Dada Sarkar’s old eyes, hooded under the folds of wrinkles, smiled. “Don’t worry, Samarth. Papa is a grown man. He can handle himself.”
“But he shouldn’t! I am here now, no? I am also grown up.”
“You are, beta. But that is your father, an adult. He will deal with it.”
Samarth scratched the back of his neck. This wasn’t working the straight way.
“What if I can help him?” He wondered aloud.
“Then he will ask you,” Dada Sarkar retorted.
Samarth let out a snort.
“What if…” he thought out loud. “What if… he never deals with it?”
Dada Sarkar did not have an answer to that. Samarth caught it and attacked.
“What if Papa always remains like this? He has never been like this…”
“Nothing in life is permanent.”
“But change happens, no? You only told me that change happens and then you can’t go back to the past, or what was in the past. You have to accept it.”
“Then Papa will accept it.”
“But I can’t! Papa is not being happy. He is only looking happy.”
“Samarth…”
“Tell me how to help him, Dada Sarkar. Tell me what to do! Do you know what happened? Why he became like this? Suddenlyhe is talking to me about becoming Rawal. Come on! He has told me things here and there all my life… but now he is obsessed with teaching me everything in one go.”
“What kind of a teenager are you, beta?” Dada Sarkar chuckled. “Children your age don’t think so much.”
He pursed his mouth. He never knew another way of living. Thinking was ingrained into him. Thinking about his Papa, his Dada Sarkar, Nawanagar. Thinking about Ava. His mind had never known rest.
“Something is wrong,” Samarth shook his head. “Something happened, Dada Sarkar. You are not telling me…”

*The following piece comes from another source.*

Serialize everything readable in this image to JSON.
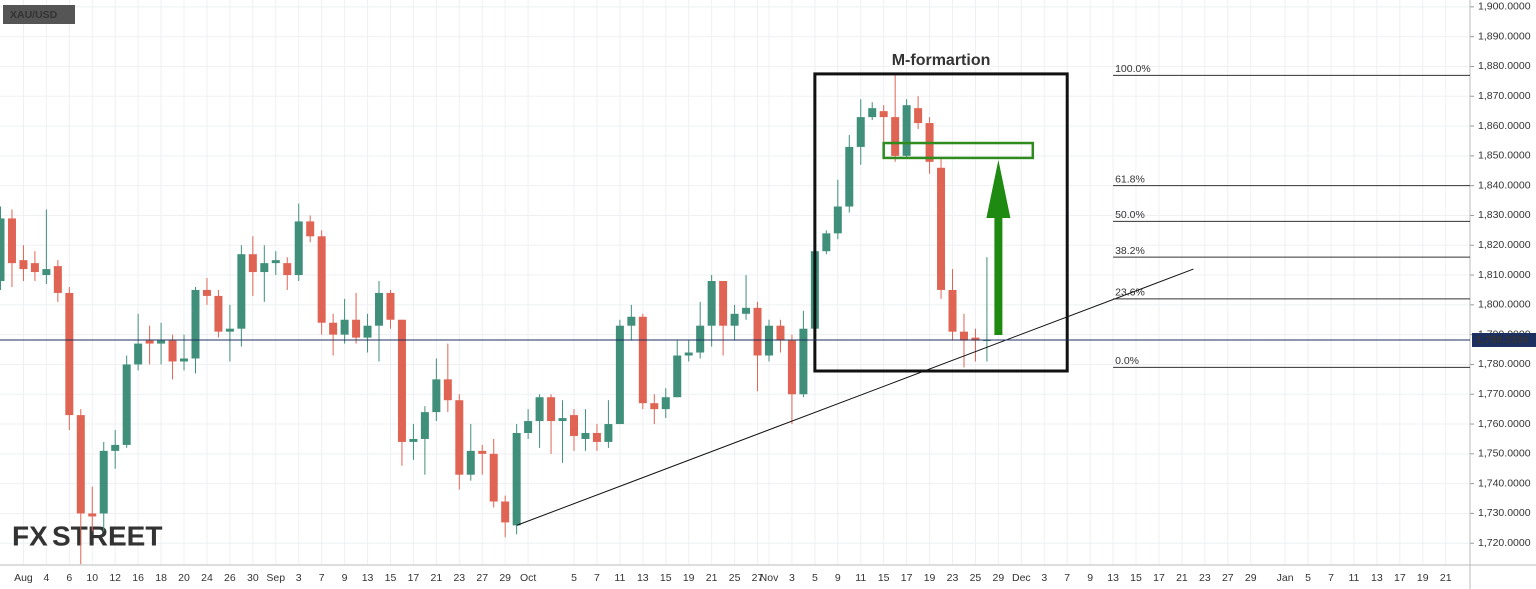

“Because I myself don’t know.”
Samarth couldn’t argue anymore. If his grandfather was lying to him, he couldn’t call him out on his face. He was the Bade Rawal, moreover, his grandfather.
“I know what you are thinking, Samarth. But I don’t know… Maybe,” he cued, “somebody might know something. Somebody who shadows Rawal. But why are we talking about all this? Tonight, let’s eat vanilla ice cream with blueberries. The Chef sent a message that he has imported fresh blueberries…”
Samarth’s numb head began to tingle. He looked up at his Dada Sarkar, aware of his tactics to go on a tangent. He had given away a clue, the strongest of them all. And now wanted nothing to do with it.
“How about I ask Chef to make a blueberry sauce?” Samarth played along, his eyes glinting just as bright as his grandfather’s were.
————————————————————
“Jagat Thakker?” Samarth frowned, reading the address of the man his Papa had visited the day afterthatnight. “In Devgadh? Is it something to do with Maan bhai?” He asked Harsh, scrolling down his mobile and clicking on the Google Maps link that he had managed to track. It opened up on his browser and Samarth zoomed in on the realtime 360-degree imaging of the street. A regular small-town house. Nothing out of the ordinary. And his Papa had come back from here with something clouding his entire face?
“What’s the problem?” Samarth asked. “Could you find out from your Papa what this Jagat Thakker did for Rawal to become like this?”
Harsh did not make any sound.
“Harsh?!” Samarth whirled up from his phone. He looked hesitant.
“Look, no point in thinking about it now. Just say it.”